- Education: Doctor of Philosophy
- Alma mater: University of Oslo
- Scientific career
- Fields: History, Peace and Conflict Studies

Director of Peace Research Institute Oslo
- In office 2001–2009
- Preceded by: Dan Smith (British author)
- Succeeded by: Kristian Berg Harpviken

= Stein Tønnesson =

Norwegian historian

Stein Dorenfeldt Tønnesson (born 2 December 1953), is a Norwegian historian.

==Career==
He was the director of the Peace Research Institute Oslo (PRIO) from 2001 to 2009, when he was replaced by Kristian Berg Harpviken. Stein Tønnesson stays on at PRIO as a Research Professor, while at the United States Institute of Peace (USIP) as Jennings Randolph Senior Fellow 2010-11.

Educated at the University of Aarhus and the University of Oslo, he received his dr. philos. in history from the University of Oslo in 1991. Tønnesson's foremost research efforts have been revolution and war in Vietnam, national identity in South-East Asia, the South China Sea conflict, and Norwegian sports history. Tønnesson has also worked as a journalist. His interests the past decade has been in particular global history, globalization and the decades of relative peace in Southeast Asia since 1979.
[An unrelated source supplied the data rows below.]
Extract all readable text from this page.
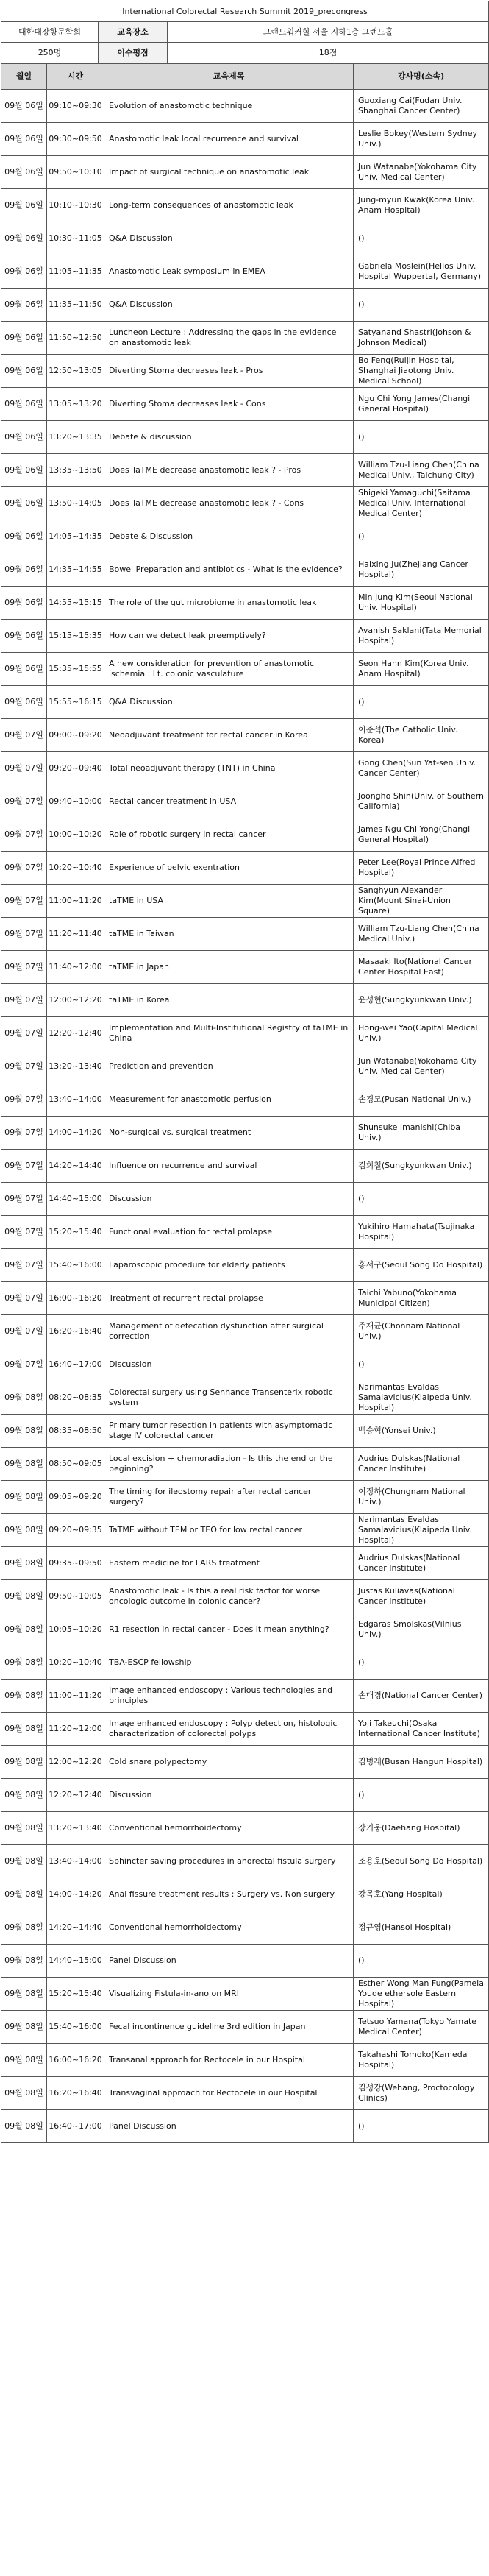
International Colorectal Research Summit 2019_precongress		
대한대장항문학회	교육장소	그랜드워커힐 서울 지하1층 그랜드홀
250명	이수평점	18점
월일	시간	교육제목	강사명(소속)
09월 06일	09:10~09:30	Evolution of anastomotic technique	Guoxiang Cai(Fudan Univ. Shanghai Cancer Center)
09월 06일	09:30~09:50	Anastomotic leak local recurrence and survival	Leslie Bokey(Western Sydney Univ.)
09월 06일	09:50~10:10	Impact of surgical technique on anastomotic leak	Jun Watanabe(Yokohama City Univ. Medical Center)
09월 06일	10:10~10:30	Long-term consequences of anastomotic leak	Jung-myun Kwak(Korea Univ. Anam Hospital)
09월 06일	10:30~11:05	Q&A Discussion	()
09월 06일	11:05~11:35	Anastomotic Leak symposium in EMEA	Gabriela Moslein(Helios Univ. Hospital Wuppertal, Germany)
09월 06일	11:35~11:50	Q&A Discussion	()
09월 06일	11:50~12:50	Luncheon Lecture : Addressing the gaps in the evidence on anastomotic leak	Satyanand Shastri(Johson & Johnson Medical)
09월 06일	12:50~13:05	Diverting Stoma decreases leak - Pros	Bo Feng(Ruijin Hospital, Shanghai Jiaotong Univ. Medical School)
09월 06일	13:05~13:20	Diverting Stoma decreases leak - Cons	Ngu Chi Yong James(Changi General Hospital)
09월 06일	13:20~13:35	Debate & discussion	()
09월 06일	13:35~13:50	Does TaTME decrease anastomotic leak ? - Pros	William Tzu-Liang Chen(China Medical Univ., Taichung City)
09월 06일	13:50~14:05	Does TaTME decrease anastomotic leak ? - Cons	Shigeki Yamaguchi(Saitama Medical Univ. International Medical Center)
09월 06일	14:05~14:35	Debate & Discussion	()
09월 06일	14:35~14:55	Bowel Preparation and antibiotics - What is the evidence?	Haixing Ju(Zhejiang Cancer Hospital)
09월 06일	14:55~15:15	The role of the gut microbiome in anastomotic leak	Min Jung Kim(Seoul National Univ. Hospital)
09월 06일	15:15~15:35	How can we detect leak preemptively?	Avanish Saklani(Tata Memorial Hospital)
09월 06일	15:35~15:55	A new consideration for prevention of anastomotic ischemia : Lt. colonic vasculature	Seon Hahn Kim(Korea Univ. Anam Hospital)
09월 06일	15:55~16:15	Q&A Discussion	()
09월 07일	09:00~09:20	Neoadjuvant treatment for rectal cancer in Korea	이준석(The Catholic Univ. Korea)
09월 07일	09:20~09:40	Total neoadjuvant therapy (TNT) in China	Gong Chen(Sun Yat-sen Univ. Cancer Center)
09월 07일	09:40~10:00	Rectal cancer treatment in USA	Joongho Shin(Univ. of Southern California)
09월 07일	10:00~10:20	Role of robotic surgery in rectal cancer	James Ngu Chi Yong(Changi General Hospital)
09월 07일	10:20~10:40	Experience of pelvic exentration	Peter Lee(Royal Prince Alfred Hospital)
09월 07일	11:00~11:20	taTME in USA	Sanghyun Alexander Kim(Mount Sinai-Union Square)
09월 07일	11:20~11:40	taTME in Taiwan	William Tzu-Liang Chen(China Medical Univ.)
09월 07일	11:40~12:00	taTME in Japan	Masaaki Ito(National Cancer Center Hospital East)
09월 07일	12:00~12:20	taTME in Korea	윤성현(Sungkyunkwan Univ.)
09월 07일	12:20~12:40	Implementation and Multi-Institutional Registry of taTME in China	Hong-wei Yao(Capital Medical Univ.)
09월 07일	13:20~13:40	Prediction and prevention	Jun Watanabe(Yokohama City Univ. Medical Center)
09월 07일	13:40~14:00	Measurement for anastomotic perfusion	손경모(Pusan National Univ.)
09월 07일	14:00~14:20	Non-surgical vs. surgical treatment	Shunsuke Imanishi(Chiba Univ.)
09월 07일	14:20~14:40	Influence on recurrence and survival	김희철(Sungkyunkwan Univ.)
09월 07일	14:40~15:00	Discussion	()
09월 07일	15:20~15:40	Functional evaluation for rectal prolapse	Yukihiro Hamahata(Tsujinaka Hospital)
09월 07일	15:40~16:00	Laparoscopic procedure for elderly patients	홍서구(Seoul Song Do Hospital)
09월 07일	16:00~16:20	Treatment of recurrent rectal prolapse	Taichi Yabuno(Yokohama Municipal Citizen)
09월 07일	16:20~16:40	Management of defecation dysfunction after surgical correction	주재균(Chonnam National Univ.)
09월 07일	16:40~17:00	Discussion	()
09월 08일	08:20~08:35	Colorectal surgery using Senhance Transenterix robotic system	Narimantas Evaldas Samalavicius(Klaipeda Univ. Hospital)
09월 08일	08:35~08:50	Primary tumor resection in patients with asymptomatic stage IV colorectal cancer	백승혁(Yonsei Univ.)
09월 08일	08:50~09:05	Local excision + chemoradiation - Is this the end or the beginning?	Audrius Dulskas(National Cancer Institute)
09월 08일	09:05~09:20	The timing for ileostomy repair after rectal cancer surgery?	이정하(Chungnam National Univ.)
09월 08일	09:20~09:35	TaTME without TEM or TEO for low rectal cancer	Narimantas Evaldas Samalavicius(Klaipeda Univ. Hospital)
09월 08일	09:35~09:50	Eastern medicine for LARS treatment	Audrius Dulskas(National Cancer Institute)
09월 08일	09:50~10:05	Anastomotic leak - Is this a real risk factor for worse oncologic outcome in colonic cancer?	Justas Kuliavas(National Cancer Institute)
09월 08일	10:05~10:20	R1 resection in rectal cancer - Does it mean anything?	Edgaras Smolskas(Vilnius Univ.)
09월 08일	10:20~10:40	TBA-ESCP fellowship	()
09월 08일	11:00~11:20	Image enhanced endoscopy : Various technologies and principles	손대경(National Cancer Center)
09월 08일	11:20~12:00	Image enhanced endoscopy : Polyp detection, histologic characterization of colorectal polyps	Yoji Takeuchi(Osaka International Cancer Institute)
09월 08일	12:00~12:20	Cold snare polypectomy	김병래(Busan Hangun Hospital)
09월 08일	12:20~12:40	Discussion	()
09월 08일	13:20~13:40	Conventional hemorrhoidectomy	장기웅(Daehang Hospital)
09월 08일	13:40~14:00	Sphincter saving procedures in anorectal fistula surgery	조용호(Seoul Song Do Hospital)
09월 08일	14:00~14:20	Anal fissure treatment results : Surgery vs. Non surgery	강목호(Yang Hospital)
09월 08일	14:20~14:40	Conventional hemorrhoidectomy	정규영(Hansol Hospital)
09월 08일	14:40~15:00	Panel Discussion	()
09월 08일	15:20~15:40	Visualizing Fistula-in-ano on MRI	Esther Wong Man Fung(Pamela Youde ethersole Eastern Hospital)
09월 08일	15:40~16:00	Fecal incontinence guideline 3rd edition in Japan	Tetsuo Yamana(Tokyo Yamate Medical Center)
09월 08일	16:00~16:20	Transanal approach for Rectocele in our Hospital	Takahashi Tomoko(Kameda Hospital)
09월 08일	16:20~16:40	Transvaginal approach for Rectocele in our Hospital	김성강(Wehang, Proctocology Clinics)
09월 08일	16:40~17:00	Panel Discussion	()
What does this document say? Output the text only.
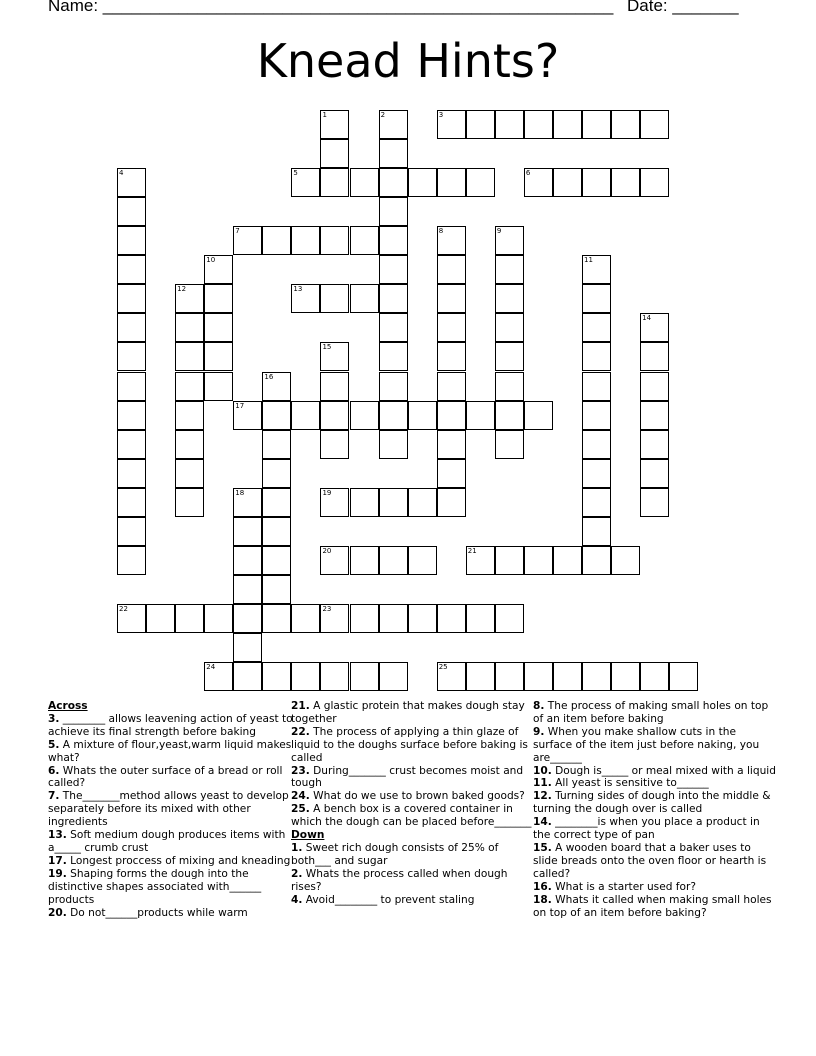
Name: ______________________________________________________ Date: _______
Knead Hints?
1	2	3
4	5	6
7	8	9
10	11
12	13
14
15
16
17
18	19
20	21
22	23
24	25

Across

3. ________ allows leavening action of yeast to achieve its final strength before baking

5. A mixture of flour,yeast,warm liquid makes what?

6. Whats the outer surface of a bread or roll called?

7. The_______method allows yeast to develop separately before its mixed with other ingredients

13. Soft medium dough produces items with a_____ crumb crust

17. Longest proccess of mixing and kneading

19. Shaping forms the dough into the distinctive shapes associated with______ products

20. Do not______products while warm

21. A glastic protein that makes dough stay together

22. The process of applying a thin glaze of liquid to the doughs surface before baking is called

23. During_______ crust becomes moist and tough

24. What do we use to brown baked goods?

25. A bench box is a covered container in which the dough can be placed before_______

Down

1. Sweet rich dough consists of 25% of both___ and sugar

2. Whats the process called when dough rises?

4. Avoid________ to prevent staling

8. The process of making small holes on top of an item before baking

9. When you make shallow cuts in the surface of the item just before naking, you are______

10. Dough is_____ or meal mixed with a liquid

11. All yeast is sensitive to______

12. Turning sides of dough into the middle & turning the dough over is called

14. ________is when you place a product in the correct type of pan

15. A wooden board that a baker uses to slide breads onto the oven floor or hearth is called?

16. What is a starter used for?

18. Whats it called when making small holes on top of an item before baking?
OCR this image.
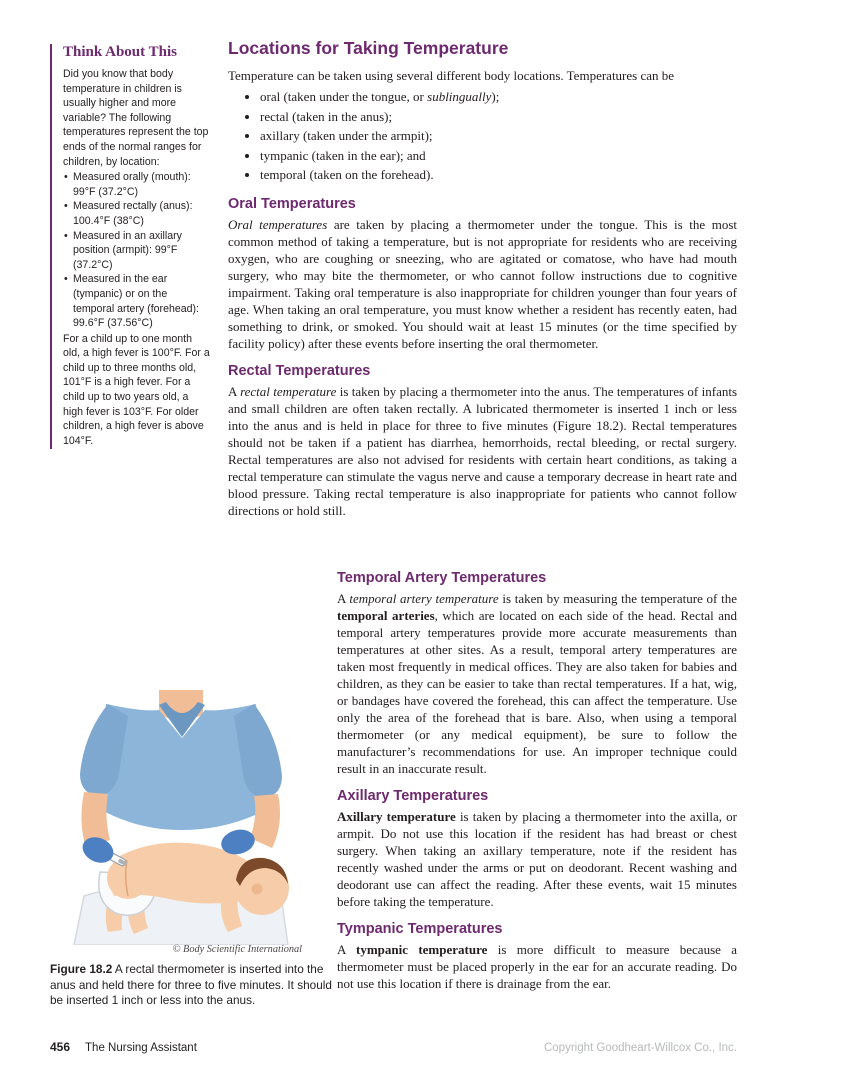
Think About This

Did you know that body temperature in children is usually higher and more variable? The following temperatures represent the top ends of the normal ranges for children, by location:

• Measured orally (mouth): 99°F (37.2°C)
• Measured rectally (anus): 100.4°F (38°C)
• Measured in an axillary position (armpit): 99°F (37.2°C)
• Measured in the ear (tympanic) or on the temporal artery (forehead): 99.6°F (37.56°C)

For a child up to one month old, a high fever is 100°F. For a child up to three months old, 101°F is a high fever. For a child up to two years old, a high fever is 103°F. For older children, a high fever is above 104°F.

Locations for Taking Temperature

Temperature can be taken using several different body locations. Temperatures can be

• oral (taken under the tongue, or sublingually);
• rectal (taken in the anus);
• axillary (taken under the armpit);
• tympanic (taken in the ear); and
• temporal (taken on the forehead).
Oral Temperatures

Oral temperatures are taken by placing a thermometer under the tongue. This is the most common method of taking a temperature, but is not appropriate for residents who are receiving oxygen, who are coughing or sneezing, who are agitated or comatose, who have had mouth surgery, who may bite the thermometer, or who cannot follow instructions due to cognitive impairment. Taking oral temperature is also inappropriate for children younger than four years of age. When taking an oral temperature, you must know whether a resident has recently eaten, had something to drink, or smoked. You should wait at least 15 minutes (or the time specified by facility policy) after these events before inserting the oral thermometer.

Rectal Temperatures

A rectal temperature is taken by placing a thermometer into the anus. The temperatures of infants and small children are often taken rectally. A lubricated thermometer is inserted 1 inch or less into the anus and is held in place for three to five minutes (Figure 18.2). Rectal temperatures should not be taken if a patient has diarrhea, hemorrhoids, rectal bleeding, or rectal surgery. Rectal temperatures are also not advised for residents with certain heart conditions, as taking a rectal temperature can stimulate the vagus nerve and cause a temporary decrease in heart rate and blood pressure. Taking rectal temperature is also inappropriate for patients who cannot follow directions or hold still.

Temporal Artery Temperatures

A temporal artery temperature is taken by measuring the temperature of the temporal arteries, which are located on each side of the head. Rectal and temporal artery temperatures provide more accurate measurements than temperatures at other sites. As a result, temporal artery temperatures are taken most frequently in medical offices. They are also taken for babies and children, as they can be easier to take than rectal temperatures. If a hat, wig, or bandages have covered the forehead, this can affect the temperature. Use only the area of the forehead that is bare. Also, when using a temporal thermometer (or any medical equipment), be sure to follow the manufacturer’s recommendations for use. An improper technique could result in an inaccurate result.

Axillary Temperatures

Axillary temperature is taken by placing a thermometer into the axilla, or armpit. Do not use this location if the resident has had breast or chest surgery. When taking an axillary temperature, note if the resident has recently washed under the arms or put on deodorant. Recent washing and deodorant use can affect the reading. After these events, wait 15 minutes before taking the temperature.

Tympanic Temperatures

A tympanic temperature is more difficult to measure because a thermometer must be placed properly in the ear for an accurate reading. Do not use this location if there is drainage from the ear.

© Body Scientific International

Figure 18.2 A rectal thermometer is inserted into the anus and held there for three to five minutes. It should be inserted 1 inch or less into the anus.

456 The Nursing Assistant	Copyright Goodheart-Willcox Co., Inc.
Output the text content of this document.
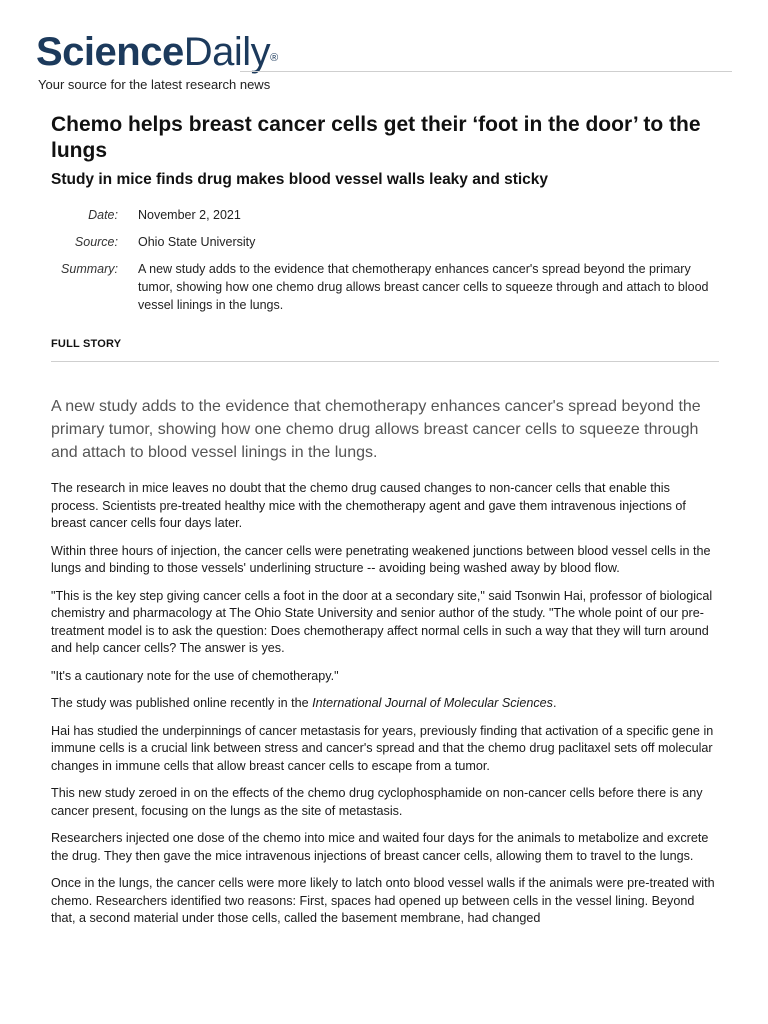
ScienceDaily®
Your source for the latest research news
Chemo helps breast cancer cells get their ‘foot in the door’ to the lungs
Study in mice finds drug makes blood vessel walls leaky and sticky
Date: November 2, 2021
Source: Ohio State University
Summary: A new study adds to the evidence that chemotherapy enhances cancer's spread beyond the primary tumor, showing how one chemo drug allows breast cancer cells to squeeze through and attach to blood vessel linings in the lungs.
FULL STORY

A new study adds to the evidence that chemotherapy enhances cancer's spread beyond the primary tumor, showing how one chemo drug allows breast cancer cells to squeeze through and attach to blood vessel linings in the lungs.

The research in mice leaves no doubt that the chemo drug caused changes to non-cancer cells that enable this process. Scientists pre-treated healthy mice with the chemotherapy agent and gave them intravenous injections of breast cancer cells four days later.

Within three hours of injection, the cancer cells were penetrating weakened junctions between blood vessel cells in the lungs and binding to those vessels' underlining structure -- avoiding being washed away by blood flow.

"This is the key step giving cancer cells a foot in the door at a secondary site," said Tsonwin Hai, professor of biological chemistry and pharmacology at The Ohio State University and senior author of the study. "The whole point of our pre-treatment model is to ask the question: Does chemotherapy affect normal cells in such a way that they will turn around and help cancer cells? The answer is yes.

"It's a cautionary note for the use of chemotherapy."

The study was published online recently in the International Journal of Molecular Sciences.

Hai has studied the underpinnings of cancer metastasis for years, previously finding that activation of a specific gene in immune cells is a crucial link between stress and cancer's spread and that the chemo drug paclitaxel sets off molecular changes in immune cells that allow breast cancer cells to escape from a tumor.

This new study zeroed in on the effects of the chemo drug cyclophosphamide on non-cancer cells before there is any cancer present, focusing on the lungs as the site of metastasis.

Researchers injected one dose of the chemo into mice and waited four days for the animals to metabolize and excrete the drug. They then gave the mice intravenous injections of breast cancer cells, allowing them to travel to the lungs.

Once in the lungs, the cancer cells were more likely to latch onto blood vessel walls if the animals were pre-treated with chemo. Researchers identified two reasons: First, spaces had opened up between cells in the vessel lining. Beyond that, a second material under those cells, called the basement membrane, had changed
Stein Tønnesson has worked as Professor of Human Development Studies at the Centre for Development and the Environment (SUM) at the University of Oslo, and has also been a senior research fellow at the Nordic Institute for Asia Studies (NIAS) in Copenhagen.

==Personal life==
He is a son of professor of history, Kåre Tønnesson. He grew up in Bærum and attended Oslo Cathedral School.